Telê acolheu o pedido dos
torcedores e deu oportunidade para o Bugre. Sua reestreia se deu diante do San
Lorenzo de Almagro no dia 23 de Março, amistoso acordado para quitar a negociação que
trouxe Ortiz para o Imortal no ano anterior. Alcindo fez o que sabia, gol,
aliás, gol de falta em La Volpe, que assim como Ortiz, na Copa da Argentina
(1978), levantaria a taça para os Hermanos. 1 a 0.
No mês seguinte, o primeiro clássico e adivinhem? 3 a 0, dois de Tadeu e um do Bugre; de cabeça.
Na quebra da hegemonia vermelha, o famoso 1 a 0, de 25 de Setembro, quem substituiu André, o centroavante do voo dramático do mal sucedido salto mortal? Ele mesmo, Alcindo. Botou faixa e deu volta olímpica como nos velhos tempos.
O Bugre, ele, o que eu queria ser, mas pensando bem, o verdadeiro quereres daqueles tenros anos era pisar no sagrado gramado do Olímpico ao lado deles; de Alberto, de Áureo, de Everaldo, de Sérgio Lopes e de Alcindo. Lá, em fila indiana, esperando para ser o último no túnel; me agachar e tocar levemente a grama, fazer o sinal da cruz, acenar para a massa, ouvir meu nome gritado, olhar e quase cegar pela potência dos refletores e me perfilar para acompanhar o hino riograndense executado pela banda da Brigada Militar, quem sabe, posar para a tradicional foto em pé, com os braços cruzados ou, talvez, agachado com a mão na bola, olhando para os flashes da ação dos fotógrafos ou vislumbrar no alto da marquise, ao fundo do monumental casarão da Azenha, a frase: nada pode ser maior.

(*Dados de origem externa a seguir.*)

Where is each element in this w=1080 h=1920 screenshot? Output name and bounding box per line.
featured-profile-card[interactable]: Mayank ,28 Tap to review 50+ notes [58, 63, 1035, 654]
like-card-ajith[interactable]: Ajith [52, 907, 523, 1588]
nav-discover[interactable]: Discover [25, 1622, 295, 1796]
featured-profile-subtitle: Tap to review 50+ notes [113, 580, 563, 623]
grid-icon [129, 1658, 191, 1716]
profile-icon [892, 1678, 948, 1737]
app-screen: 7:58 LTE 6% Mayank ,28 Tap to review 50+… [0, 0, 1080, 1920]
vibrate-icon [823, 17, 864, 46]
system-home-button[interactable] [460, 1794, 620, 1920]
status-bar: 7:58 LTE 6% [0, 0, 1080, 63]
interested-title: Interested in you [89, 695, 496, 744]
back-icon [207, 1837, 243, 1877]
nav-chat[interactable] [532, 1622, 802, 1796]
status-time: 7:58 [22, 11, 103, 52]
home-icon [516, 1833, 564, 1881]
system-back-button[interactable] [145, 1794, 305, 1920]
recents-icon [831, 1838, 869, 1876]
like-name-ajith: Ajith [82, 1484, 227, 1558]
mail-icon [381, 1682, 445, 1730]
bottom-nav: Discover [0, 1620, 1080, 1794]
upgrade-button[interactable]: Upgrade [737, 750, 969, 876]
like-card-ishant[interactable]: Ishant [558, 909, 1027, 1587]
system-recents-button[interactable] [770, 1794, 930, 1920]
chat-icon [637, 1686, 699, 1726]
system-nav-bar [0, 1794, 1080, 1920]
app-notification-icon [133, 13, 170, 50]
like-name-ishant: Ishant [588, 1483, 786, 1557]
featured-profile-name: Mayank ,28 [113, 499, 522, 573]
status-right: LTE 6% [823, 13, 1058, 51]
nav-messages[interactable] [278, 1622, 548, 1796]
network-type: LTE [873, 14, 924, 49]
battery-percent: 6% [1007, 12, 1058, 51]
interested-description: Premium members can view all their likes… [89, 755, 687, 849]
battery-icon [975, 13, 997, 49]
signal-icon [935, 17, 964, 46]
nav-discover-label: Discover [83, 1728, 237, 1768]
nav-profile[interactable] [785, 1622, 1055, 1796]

Hoje, 17 de Fevereiro de 2023, 10 anos do último encontro feérico com o nosso Olímpico Monumental. Uma saudade imensa.
O verdadeiro Imortal no coração e mente da Nação Tricolor.
Quereres: "o querer é um impulso vivenciado emocionalmente. Nossas necessidades são apenas humanas, mas nossos quereres são essencialmente nossos."